Happy 7 months of Breastfeeding Ryker-29!
It was weird this time around. First of all while pregnant I wasn't looking forward to breastfeeding Ryker. I wasn't an ignorant soul like I was with Aylen. I knew the commitment, the pressure, and the pain! I knew that it meant 1 WHOLE year of pumping, constantly calculating ounces, comparing intakes and outtakes, building stashes and watching them deplete, passing on Girl Weekends or trips away from Ryker, figuring out when to pump at work, labeling milk baggies, crying over spilt milk, and ALL night long buffets.
But what I didn't take into account when I was busy stressing over this impending task was the ability to excuse myself to gain some private time with my baby, watch him look up at me and smile and giggle, the joy of putting him on a scale and see his weight climb and know that it was ALL ME that made this boy grow, the ability to reconnect after a work day together in the most special way possible, and amazing cuddle and nap time together.
I somehow let the stressors take over the space in my head.
And then Ryker came.
And everything changed in my head. On Day 2(or what is 3?) Ryker had to go to the hospital to spend the night due to high Billirubin. The answer for that whole hospital visit was NURSING. Nurse to make the pain of needle pokes feel better, nurse to help the body eliminate the high Billirubin levels, and nurse to make sure Ryker knew his Momma was there.

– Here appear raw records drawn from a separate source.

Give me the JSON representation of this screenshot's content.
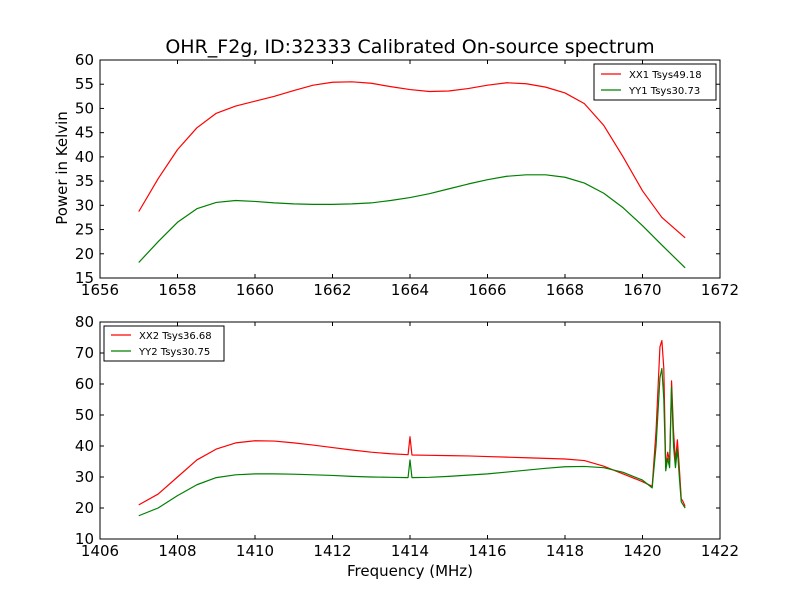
{
  "chart_data": [
    {
      "type": "line",
      "title": "OHR_F2g, ID:32333 Calibrated On-source spectrum",
      "xlabel": "",
      "ylabel": "Power in Kelvin",
      "xlim": [
        1656,
        1672
      ],
      "ylim": [
        15,
        60
      ],
      "xticks": [
        "1656",
        "1658",
        "1660",
        "1662",
        "1664",
        "1666",
        "1668",
        "1670",
        "1672"
      ],
      "yticks": [
        "15",
        "20",
        "25",
        "30",
        "35",
        "40",
        "45",
        "50",
        "55",
        "60"
      ],
      "legend_position": "top-right",
      "grid": false,
      "series": [
        {
          "name": "XX1 Tsys49.18",
          "color": "#ff0000",
          "x": [
            1657.0,
            1657.5,
            1658.0,
            1658.5,
            1659.0,
            1659.5,
            1660.0,
            1660.5,
            1661.0,
            1661.5,
            1662.0,
            1662.5,
            1663.0,
            1663.5,
            1664.0,
            1664.5,
            1665.0,
            1665.5,
            1666.0,
            1666.5,
            1667.0,
            1667.5,
            1668.0,
            1668.5,
            1669.0,
            1669.5,
            1670.0,
            1670.5,
            1671.1
          ],
          "values": [
            28.7,
            35.5,
            41.5,
            46.0,
            49.0,
            50.5,
            51.5,
            52.5,
            53.7,
            54.8,
            55.4,
            55.5,
            55.2,
            54.5,
            53.9,
            53.5,
            53.6,
            54.1,
            54.8,
            55.3,
            55.1,
            54.4,
            53.2,
            51.0,
            46.5,
            40.0,
            33.0,
            27.5,
            23.3
          ]
        },
        {
          "name": "YY1 Tsys30.73",
          "color": "#008000",
          "x": [
            1657.0,
            1657.5,
            1658.0,
            1658.5,
            1659.0,
            1659.5,
            1660.0,
            1660.5,
            1661.0,
            1661.5,
            1662.0,
            1662.5,
            1663.0,
            1663.5,
            1664.0,
            1664.5,
            1665.0,
            1665.5,
            1666.0,
            1666.5,
            1667.0,
            1667.5,
            1668.0,
            1668.5,
            1669.0,
            1669.5,
            1670.0,
            1670.5,
            1671.1
          ],
          "values": [
            18.2,
            22.5,
            26.5,
            29.3,
            30.6,
            31.0,
            30.8,
            30.5,
            30.3,
            30.2,
            30.2,
            30.3,
            30.5,
            31.0,
            31.6,
            32.4,
            33.4,
            34.4,
            35.3,
            36.0,
            36.3,
            36.3,
            35.8,
            34.6,
            32.5,
            29.5,
            25.8,
            21.8,
            17.1
          ]
        }
      ]
    },
    {
      "type": "line",
      "title": "",
      "xlabel": "Frequency (MHz)",
      "ylabel": "",
      "xlim": [
        1406,
        1422
      ],
      "ylim": [
        10,
        80
      ],
      "xticks": [
        "1406",
        "1408",
        "1410",
        "1412",
        "1414",
        "1416",
        "1418",
        "1420",
        "1422"
      ],
      "yticks": [
        "10",
        "20",
        "30",
        "40",
        "50",
        "60",
        "70",
        "80"
      ],
      "legend_position": "top-left",
      "grid": false,
      "series": [
        {
          "name": "XX2 Tsys36.68",
          "color": "#ff0000",
          "x": [
            1407.0,
            1407.5,
            1408.0,
            1408.5,
            1409.0,
            1409.5,
            1410.0,
            1410.5,
            1411.0,
            1411.5,
            1412.0,
            1412.5,
            1413.0,
            1413.5,
            1413.95,
            1414.0,
            1414.05,
            1414.5,
            1415.0,
            1415.5,
            1416.0,
            1416.5,
            1417.0,
            1417.5,
            1418.0,
            1418.5,
            1419.0,
            1419.5,
            1420.0,
            1420.25,
            1420.35,
            1420.45,
            1420.5,
            1420.55,
            1420.6,
            1420.65,
            1420.7,
            1420.75,
            1420.8,
            1420.85,
            1420.9,
            1420.95,
            1421.0,
            1421.05,
            1421.1
          ],
          "values": [
            21.0,
            24.5,
            30.0,
            35.5,
            39.0,
            41.0,
            41.7,
            41.6,
            41.0,
            40.3,
            39.5,
            38.7,
            38.0,
            37.5,
            37.2,
            43.0,
            37.1,
            37.0,
            36.9,
            36.8,
            36.6,
            36.4,
            36.2,
            36.0,
            35.8,
            35.3,
            33.5,
            31.0,
            28.5,
            27.0,
            45.0,
            72.0,
            74.0,
            65.0,
            33.0,
            38.0,
            35.0,
            61.0,
            45.0,
            35.0,
            42.0,
            33.0,
            23.0,
            22.0,
            20.5
          ]
        },
        {
          "name": "YY2 Tsys30.75",
          "color": "#008000",
          "x": [
            1407.0,
            1407.5,
            1408.0,
            1408.5,
            1409.0,
            1409.5,
            1410.0,
            1410.5,
            1411.0,
            1411.5,
            1412.0,
            1412.5,
            1413.0,
            1413.5,
            1413.95,
            1414.0,
            1414.05,
            1414.5,
            1415.0,
            1415.5,
            1416.0,
            1416.5,
            1417.0,
            1417.5,
            1418.0,
            1418.5,
            1419.0,
            1419.5,
            1420.0,
            1420.25,
            1420.35,
            1420.45,
            1420.5,
            1420.55,
            1420.6,
            1420.65,
            1420.7,
            1420.75,
            1420.8,
            1420.85,
            1420.9,
            1420.95,
            1421.0,
            1421.05,
            1421.1
          ],
          "values": [
            17.5,
            20.0,
            24.0,
            27.5,
            29.8,
            30.7,
            31.0,
            31.0,
            30.9,
            30.7,
            30.5,
            30.2,
            30.0,
            29.9,
            29.8,
            35.5,
            29.8,
            29.9,
            30.2,
            30.6,
            31.0,
            31.6,
            32.2,
            32.8,
            33.3,
            33.4,
            33.0,
            31.5,
            29.0,
            26.5,
            40.0,
            62.0,
            65.0,
            55.0,
            32.0,
            36.0,
            33.0,
            59.0,
            40.0,
            33.0,
            39.0,
            30.0,
            22.0,
            21.0,
            20.0
          ]
        }
      ]
    }
  ]
}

From the moment I saw Ryker I had no issue with nursing him. The second time around was physically so much easier. And when I returned to work, I started the dreading pumping. Honestly, though...I welcomed the break from my emotionally saturated work. I got really good at nursing while I drove my place to place. And of course I experienced the stress that was COMPLETELY self-imposed of--Am I producing enough? Am I pumping enough?
But honestly it's been good. Really good. And I wouldn't change it for the world.